Reassurance, love, and routine are the best things you can do for your little one. Reassure your toddler that you love him or her, no matter what. Tell them that you will always love them, no matter how things change. When it comes to telling your toddler about your divorce, keep it simple. Tell them that you and your spouse will live in different homes. You could say something like “mommy is going to stay with you in a different house and not with daddy now, but don’t worry, we will play with you and eat with you and read you stories and do everything that we used to do.”

If you can both keep reassuring your toddler that you both love him/her, then that will help them to cope with the changes to come. Another good idea is to only tell your toddler about the divorce when it is about to happen, not months before because a toddler doesn’t understand the concept of time.

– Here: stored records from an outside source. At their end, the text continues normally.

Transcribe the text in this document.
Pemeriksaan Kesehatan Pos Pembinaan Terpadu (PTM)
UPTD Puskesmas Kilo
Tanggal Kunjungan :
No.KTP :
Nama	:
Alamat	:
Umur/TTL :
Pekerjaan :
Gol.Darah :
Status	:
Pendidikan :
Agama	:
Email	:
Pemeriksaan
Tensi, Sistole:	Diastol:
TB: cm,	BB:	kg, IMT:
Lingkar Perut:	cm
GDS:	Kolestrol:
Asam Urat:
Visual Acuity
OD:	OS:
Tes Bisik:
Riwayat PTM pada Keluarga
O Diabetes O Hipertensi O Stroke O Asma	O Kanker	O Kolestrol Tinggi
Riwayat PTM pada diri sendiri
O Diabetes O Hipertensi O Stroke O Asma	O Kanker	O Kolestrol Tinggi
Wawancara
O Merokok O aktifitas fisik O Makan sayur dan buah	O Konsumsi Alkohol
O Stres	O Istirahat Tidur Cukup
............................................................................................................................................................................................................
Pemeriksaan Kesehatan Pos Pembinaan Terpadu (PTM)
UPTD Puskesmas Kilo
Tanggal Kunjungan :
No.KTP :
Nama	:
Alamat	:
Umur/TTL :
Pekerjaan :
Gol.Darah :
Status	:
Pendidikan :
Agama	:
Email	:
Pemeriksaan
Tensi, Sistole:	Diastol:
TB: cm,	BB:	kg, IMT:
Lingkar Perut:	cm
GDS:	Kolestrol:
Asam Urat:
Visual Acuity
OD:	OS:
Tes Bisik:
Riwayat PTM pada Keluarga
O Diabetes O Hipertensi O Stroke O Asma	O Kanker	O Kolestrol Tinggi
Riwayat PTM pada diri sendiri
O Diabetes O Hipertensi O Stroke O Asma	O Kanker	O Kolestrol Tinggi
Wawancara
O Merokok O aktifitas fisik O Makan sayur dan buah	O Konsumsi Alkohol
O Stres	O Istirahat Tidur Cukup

After your divorce, you will need to give your child tons of attention. Try and keep the routine as much as possible. Play with them, read them stories and assure them of your love. Make sure that you and your ex stick to all schedules and allow your little one to see your ex as much as they want to. If they ask you if they can speak to your ex, allow them to facetime or call. 

You also need to take care of yourself, as mentioned before, small children act on their parent’s emotions. If you remain calm and positive, the chances are that your little one will react in the same way. Your attitude can do a lot to help comfort your toddler. If you are having a really hard time and you can’t seem to make peace with your divorce, you could always go to therapy. If your little one also seems to be struggling, you could always take them to a therapist as well. They can help your toddler cope with their complex emotions.

In conclusion

So at the end of the day, divorce does affect your children. But a lot of those effects depend on how you and your spouse handle the situation. If you can both be calm, and show your child tons of love and reassurance, they will be able to cope better. Sometimes, there is no other option than to get a divorce. With lots of love, your little one will adjust positively.